The Consumer Protection Act 68 of 2008 (hereinafter referred to as the ‘CPA’ or ‘the Act’) came into effect on April 1st, 2011.  The effect of the CPA on the sale of goods has been profound, and specifically includes the right of a Purchaser (referred to under section 55 of the CPA as the Buyer) to receive goods of good quality and free of defects. If a Seller is a supplier under the CPA, this places a duty on him/her to inform the Buyer of any known defects. 

A supplier in terms of the Act is a person who sells goods in the ordinary course of business. Sellers will no longer be able to seek protection from the voetstoots clause to exclude themselves from later claims by the Buyer, unless they were not aware of the defects in the property at the time of sale.

A voetstoots clause generally means that the Seller sells the property ‘as is’ to the Buyer, with essentially no warranty or guarantee against defects. There are two types of defects, namely patent and latent defects. Patent defects are defects which can be seen on reasonable inspection and of which the Seller had knowledge of at the time of the sale. On the other hand, latent defects are defects which cannot be seen and of which the Seller did not have knowledge at the time of the sale.

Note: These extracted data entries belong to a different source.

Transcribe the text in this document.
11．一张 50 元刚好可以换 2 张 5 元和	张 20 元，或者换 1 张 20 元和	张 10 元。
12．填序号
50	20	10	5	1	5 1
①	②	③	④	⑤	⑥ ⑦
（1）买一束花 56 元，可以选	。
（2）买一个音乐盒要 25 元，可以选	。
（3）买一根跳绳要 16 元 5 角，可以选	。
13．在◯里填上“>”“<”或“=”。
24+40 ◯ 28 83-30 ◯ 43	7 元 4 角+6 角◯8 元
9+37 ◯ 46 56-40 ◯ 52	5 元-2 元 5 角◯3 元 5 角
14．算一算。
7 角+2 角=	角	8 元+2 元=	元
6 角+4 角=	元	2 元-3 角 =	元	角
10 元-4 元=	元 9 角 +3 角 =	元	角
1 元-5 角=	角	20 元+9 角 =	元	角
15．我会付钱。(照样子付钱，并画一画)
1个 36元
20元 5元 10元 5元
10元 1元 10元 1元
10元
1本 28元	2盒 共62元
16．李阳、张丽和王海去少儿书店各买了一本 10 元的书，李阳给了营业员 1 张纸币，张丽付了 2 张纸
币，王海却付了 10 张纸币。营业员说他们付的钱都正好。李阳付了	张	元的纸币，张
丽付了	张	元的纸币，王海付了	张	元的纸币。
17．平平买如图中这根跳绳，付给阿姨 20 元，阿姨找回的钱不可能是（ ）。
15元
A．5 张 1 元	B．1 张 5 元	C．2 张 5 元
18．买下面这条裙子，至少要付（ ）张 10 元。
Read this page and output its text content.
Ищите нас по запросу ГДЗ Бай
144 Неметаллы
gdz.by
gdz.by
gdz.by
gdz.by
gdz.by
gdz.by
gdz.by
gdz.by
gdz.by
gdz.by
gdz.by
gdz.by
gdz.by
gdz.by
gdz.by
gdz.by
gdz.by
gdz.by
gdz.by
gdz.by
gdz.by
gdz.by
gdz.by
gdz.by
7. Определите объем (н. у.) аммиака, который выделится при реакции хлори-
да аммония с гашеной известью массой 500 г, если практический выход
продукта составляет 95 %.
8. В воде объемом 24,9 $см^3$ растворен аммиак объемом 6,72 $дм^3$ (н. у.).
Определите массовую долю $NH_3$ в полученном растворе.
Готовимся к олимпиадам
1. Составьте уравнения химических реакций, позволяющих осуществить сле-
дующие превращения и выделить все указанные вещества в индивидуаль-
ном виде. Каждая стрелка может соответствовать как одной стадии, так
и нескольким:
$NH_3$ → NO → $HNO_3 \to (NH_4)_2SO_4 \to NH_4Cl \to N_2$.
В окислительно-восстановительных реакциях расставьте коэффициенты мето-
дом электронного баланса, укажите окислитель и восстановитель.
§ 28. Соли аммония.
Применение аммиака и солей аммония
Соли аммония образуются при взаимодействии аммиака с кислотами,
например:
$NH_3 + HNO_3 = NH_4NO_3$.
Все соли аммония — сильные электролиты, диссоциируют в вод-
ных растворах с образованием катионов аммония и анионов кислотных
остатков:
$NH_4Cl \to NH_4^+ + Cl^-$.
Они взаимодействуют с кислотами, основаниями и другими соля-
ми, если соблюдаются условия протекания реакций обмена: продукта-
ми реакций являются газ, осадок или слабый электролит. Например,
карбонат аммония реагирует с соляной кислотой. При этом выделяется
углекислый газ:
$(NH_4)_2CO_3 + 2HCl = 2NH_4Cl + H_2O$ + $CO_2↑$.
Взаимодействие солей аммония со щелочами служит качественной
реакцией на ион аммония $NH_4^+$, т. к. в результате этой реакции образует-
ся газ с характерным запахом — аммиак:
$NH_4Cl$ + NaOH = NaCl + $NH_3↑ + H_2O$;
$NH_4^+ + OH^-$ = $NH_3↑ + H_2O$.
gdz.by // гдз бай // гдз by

A Seller who is not a supplier in terms of the CPA can be protected by the voetstoots clause if he did not know of the defect at the time of the sale. If the Buyer wants to hold the Seller liable despite the presence of a voetstoots clause in a contract, the Buyer is required to prove that the Seller knew of the defect at the time of the sale and fraudulently concealed the defect, with the intention of deceiving or defrauding the Buyer, and that the alleged latent defect rendered the property unfit for the reason it was originally acquired.

In the landmark case of Odendaal v Ferraris, the Supreme Court of Appeal held that where an illegally erected structure was such that it may require either its demolition or alteration, as a condition for municipal approval of the plans, such facts constitute defects that interfere with the ordinary use of the property, thus constituting a latent defect as understood in the context of voetstoots.

A voetstoots clause also covers the absence of statutory approvals, and the particular structure in this case was not approved. The absence of statutory permission, necessary to render the building authorized, was a latent defect to which the voetstoots clause applied. If a Buyer wanted to avoid the consequences of a voetstoots sale, the onus was on him or her to also show that the Seller knew of the latent defect and did not disclose it; and that the Seller deliberately concealed it with the intention to defraud.

In Odendaal v Ferraris, there was no evidence that the appellant was aware that the garage had contravened building regulations, and no fraudulent non-disclosure was proved. The court thus concluded that the Seller was protected by the voetstoots clause, and could not be held liable for the alleged latent defect. Similarly, in the case of Haviside v Heydricks and Another, it was found that the absence of approved building plans constituted a latent defect, and that the presence of a voetstoots clause in such a scenario could protect an innocent Seller.

A voetstoots clause included in the agreement of sale will not always necessarily preclude the Seller’s liability. The Seller has a duty to reveal any latent defects to the Buyer that he knows of. In such an instance, the Seller may be called on to refund part of the purchase price or even accept cancellation of the entire sale, depending on the nature or extent of the defect.

In addition to the abovementioned, it remains in the Buyer’s best interests to have a property thoroughly inspected prior to signing a sale agreement. An inspection of the property should include the structure, any outbuildings plans, as well as the grounds plans.